Like a shooting star streaking across the night sky, non-fungible tokens (NFTs) drew much excitement when they first hurtled through the digital asset space only to lose much of their appeal in just a couple of years.

About 95% of NFTs have completely lost their value since they were minted, and 18% of the top traded NFT collections are now essentially worthless, according to crypto gambling platform app Gambl.

That’s a far cry from the situation in 2021, when NFT trading volumes hit their peak at more than US$23 billion as young, tech-savvy investors looked to gain exposure in virtual assets, says decentralized application store DappRadar.

The hype over NFTs soon faded as the penchant to collect unique and rare items was replaced by doubts over the quality of the works themselves. Investors also began to reconsider the value of NFT because even if they possess proof of its authenticity, they cannot prevent others from copying and sharing the work over the internet.

Despite the huge drop in NFT valuations, however, many individuals and companies still see value in NFTs. The Thailand franchise of Taiwanese bubble tea chain KOI Thé, for example, recently launched a promotional campaign encouraging customers to collect NFTs as digital stamps in exchange for free drinks.

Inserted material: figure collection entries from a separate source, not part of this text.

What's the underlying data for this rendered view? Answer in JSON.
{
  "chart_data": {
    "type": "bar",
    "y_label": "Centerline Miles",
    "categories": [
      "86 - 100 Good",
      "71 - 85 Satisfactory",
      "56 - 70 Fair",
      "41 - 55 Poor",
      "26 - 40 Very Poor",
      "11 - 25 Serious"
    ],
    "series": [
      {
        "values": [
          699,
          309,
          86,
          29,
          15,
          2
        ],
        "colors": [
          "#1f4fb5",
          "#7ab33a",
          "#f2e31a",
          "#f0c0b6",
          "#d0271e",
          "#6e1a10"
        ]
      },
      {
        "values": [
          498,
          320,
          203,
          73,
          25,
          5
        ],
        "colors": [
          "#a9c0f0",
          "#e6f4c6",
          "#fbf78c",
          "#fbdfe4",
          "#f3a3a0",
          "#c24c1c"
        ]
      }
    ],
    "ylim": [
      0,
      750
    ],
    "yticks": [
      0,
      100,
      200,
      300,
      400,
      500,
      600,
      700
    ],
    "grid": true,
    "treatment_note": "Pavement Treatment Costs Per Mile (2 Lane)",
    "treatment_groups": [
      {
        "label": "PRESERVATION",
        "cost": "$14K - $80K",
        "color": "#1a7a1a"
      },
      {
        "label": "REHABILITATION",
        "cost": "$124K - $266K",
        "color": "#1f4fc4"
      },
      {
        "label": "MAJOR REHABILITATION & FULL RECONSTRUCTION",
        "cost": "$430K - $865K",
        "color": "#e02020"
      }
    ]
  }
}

The blockchain technology behind NFTs is also paving the way for a new generation of anti-fraud tools leveraging its ability to verify asset identity and ownership.

Supporting music creators

In the music industry, the global music NFT market is forecast to reach US$7.65 billion by 2028, four times its size in 2022, according to market survey firm Industry Research. A crucial factor in the booming market is the loyal fan base ready to support music products, including tickets, merchandise and subscriptions, says New York-based online learning platform Yellowbrick.

A report by accounting major EY points to the unique experience provided by NFTs to music fans in terms of exclusivity, proximity and authenticity. NFTs have been helpful in merchandising “unique and tradable digital assets”, it adds.

The smart contract that typically underlines an NFT grants musical artists a better grip on their creation. It enables the artist to track every trade of their NFT music, thereby safeguarding copyright, averting piracy, and protecting them from being deprived of rightful compensation.

Incorporating copyright tax features into the NFT generates fixed income for the musician. Through this feature, NFT marketplace OpenSea was able to distribute US$1 billion to artists registered on its platform in 2022.

Fighting counterfeit products

NFT can also help in reducing the proliferation of counterfeit products, which have significantly impacted the revenue of luxury brands. Fake goods have generated an annual income of US$2.8 trillion, depriving legitimate brands of direct sales worth €37 billion (US$40 billion) every year, according to AI-powered luxury goods authenticator Entrupy.

As a certificate of authenticity, NFT details the materials and other pertinent information about a product, thus offering a foolproof way to differentiate original goods from counterfeits.

Aura Consortium, a blockchain solution provider founded by renowned luxury brands such as Prada, Mercedes-Benz and LVMH, has developed a digital passport that details the information of an authentic product, enabling its buyer to claim and transfer ownership, a function that resembles the features of NFT.

But beyond its ability to authenticate goods, NFT represents a significant innovation that could pave the way for a new era of commerce, promoting creativity and originality, decentralizing business operations, and providing a level playing field for individuals and enterprises.